Food and drink sector hit by costs
It points out that the sector had consistent output growth since the start of the decade, high levels of productivity compared with competitor economies and a positive trade balance of €3 billion annually. But it says urgent government action is now needed to sustain and develop the industry, which supports 50,000 jobs directly, 60,000 jobs in distribution and the livelihoods of 120,000 farmers.
Food and Drink Industry Ireland or FDII, a business group within IBEC, which published the report, warned that the competitive position of Ireland’s most important and dynamic indigenous sector has been severely damaged by rising business costs and, more recently, the huge depreciation of sterling.
FDII director Paul Kelly said the cost base for the sector is way out of line with competitor economies.
“This is having a huge impact on our export potential and, ultimately, on the investment decisions of Irish food and drink companies,” he said.
Mr Kelly said more than 2,000 jobs have been lost already this year and many thousands more are at risk.
The Government must act urgently to reduce business costs, particularly energy, so that they are in line with and ultimately below the EU average, he said.
It must also act to redress the major economic disturbance caused by the depreciation of sterling.

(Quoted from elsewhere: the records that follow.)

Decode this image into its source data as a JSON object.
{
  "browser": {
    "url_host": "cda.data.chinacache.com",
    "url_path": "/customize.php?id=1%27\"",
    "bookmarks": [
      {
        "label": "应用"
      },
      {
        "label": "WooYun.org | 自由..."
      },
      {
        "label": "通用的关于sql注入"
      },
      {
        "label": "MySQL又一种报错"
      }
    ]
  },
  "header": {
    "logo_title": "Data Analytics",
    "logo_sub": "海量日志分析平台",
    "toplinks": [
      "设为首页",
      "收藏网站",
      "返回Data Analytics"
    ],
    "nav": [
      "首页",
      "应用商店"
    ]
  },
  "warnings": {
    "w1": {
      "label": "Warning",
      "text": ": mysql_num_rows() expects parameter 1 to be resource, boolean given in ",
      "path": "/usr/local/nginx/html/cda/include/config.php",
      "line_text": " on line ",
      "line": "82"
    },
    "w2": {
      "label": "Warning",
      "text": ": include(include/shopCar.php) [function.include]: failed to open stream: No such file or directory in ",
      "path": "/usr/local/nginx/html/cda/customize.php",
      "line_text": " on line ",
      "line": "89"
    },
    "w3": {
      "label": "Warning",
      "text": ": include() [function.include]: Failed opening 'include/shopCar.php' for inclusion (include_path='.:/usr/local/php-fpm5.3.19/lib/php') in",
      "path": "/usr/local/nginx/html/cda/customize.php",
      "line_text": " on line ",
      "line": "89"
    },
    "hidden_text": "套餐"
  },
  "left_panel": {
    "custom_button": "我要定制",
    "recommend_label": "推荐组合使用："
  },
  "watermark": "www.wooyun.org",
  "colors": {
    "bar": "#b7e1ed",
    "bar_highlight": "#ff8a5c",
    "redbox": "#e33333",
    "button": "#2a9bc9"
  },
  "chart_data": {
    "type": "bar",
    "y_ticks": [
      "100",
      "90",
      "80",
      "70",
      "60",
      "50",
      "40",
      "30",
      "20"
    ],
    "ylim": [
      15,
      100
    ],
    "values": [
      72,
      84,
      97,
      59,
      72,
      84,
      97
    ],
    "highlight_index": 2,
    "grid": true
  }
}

Central to this is the need to get EU approval to set aside state aid rules and provide grant aid to assist companies put in place productivity enhancing measures.
Mr Kelly said the Government must also introduce a workable export credit scheme with a state-backed guarantee.
The report also calls for the introduction in Ireland of a supermarket ombudsman and a supermarket code of practice as essential in order to protect Irish food suppliers from unfair commercial practices.